WikiLeaks founder Julian Assange investigates the book behind Snowden, Oliver Stone's forthcoming film starring Joseph Gordon-Levitt, Shailene Woodley, Nicolas Cage, Scott Eastwood and Zachary Quinto. According to leaked Sony emails, movie rights for the book were bought for $700,000.
Julian Assange in Newsweek:
The Snowden Files: The Inside Story of the World's Most Wanted Man (Guardian/Faber & Faber, 2014) by Luke Harding is a hack job in the purest sense of the term. Pieced together from secondary sources and written with minimal additional research to be the first to market, the book's thrifty origins are hard to miss.
The Guardian is a curiously inward-looking beast. If any other institution tried to market its own experience of its own work nearly as persistently as The Guardian, it would surely be called out for institutional narcissism. But because The Guardian is an embarrassingly central institution within the moribund “left-of-center” wing of the U.K. establishment, everyone holds their tongue.

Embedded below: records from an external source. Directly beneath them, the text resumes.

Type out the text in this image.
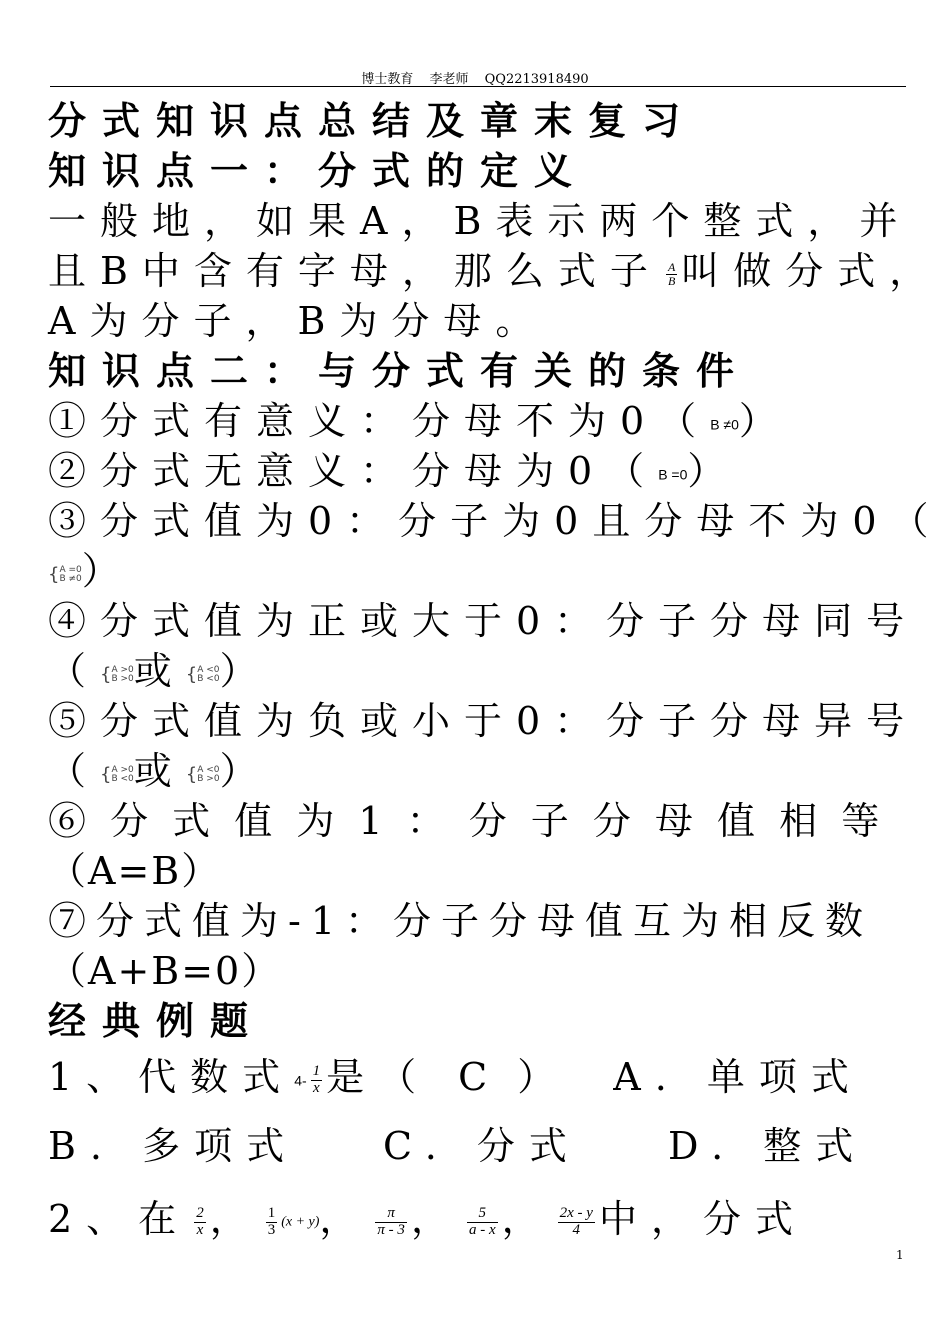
博士教育 李老师 QQ2213918490
分式知识点总结及章末复习
知识点一：分式的定义
一般地，如果A，B表示两个整式，并
且B中含有字母，那么式子 $\frac{A}{B}$ 叫做分式，
A为分子，B为分母。
知识点二：与分式有关的条件
①分式有意义：分母不为0（B ≠0）
②分式无意义：分母为0（B =0）
③分式值为0：分子为0且分母不为0（
{A =0
B ≠0）
④分式值为正或大于0：分子分母同号
（{A >0
B >0或{A <0
B <0）
⑤分式值为负或小于0：分子分母异号
（{A >0
B <0或{A <0
B >0）
⑥ 分 式 值 为 1 ： 分 子 分 母 值 相 等
（A=B）
⑦分式值为-1：分子分母值互为相反数
（A+B=0）
经典例题
1、代数式$4- \frac{1}{x}$ 是（ C ） A. 单项式
B. 多项式 C. 分式 D. 整式
2、在 $\frac{2}{x}$ ， $\frac{1}{3} (x + y)$， $\frac{\pi}{\pi - 3}$ ， $\frac{5}{a - x}$ ， $\frac{2x - y}{4}$ 中，分式
1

In recent years, we have seen The Guardian consult itself into cinematic history—in the Jason Bourne films and others—as a hip, ultra-modern, intensely British newspaper with a progressive edge, a charmingly befuddled giant of investigative journalism with a cast-iron spine.
The Snowden Files positions The Guardian as central to the Edward Snowden affair, elbowing out more significant players like Glenn Greenwald and Laura Poitras for Guardian stablemates, often with remarkably bad grace.
“Disputatious gay” Glenn Greenwald's distress at the U.K.'s detention of his husband, David Miranda, is described as “emotional” and “over-the-top.” My WikiLeaks colleague Sarah Harrison—who helped rescue Snowden from Hong Kong—is dismissed as a “would-be journalist.”
I am referred to as the “self-styled editor of WikiLeaks.” In other words, the editor of WikiLeaks. This is about as subtle as Harding's withering asides get. You could use this kind of thing on anyone.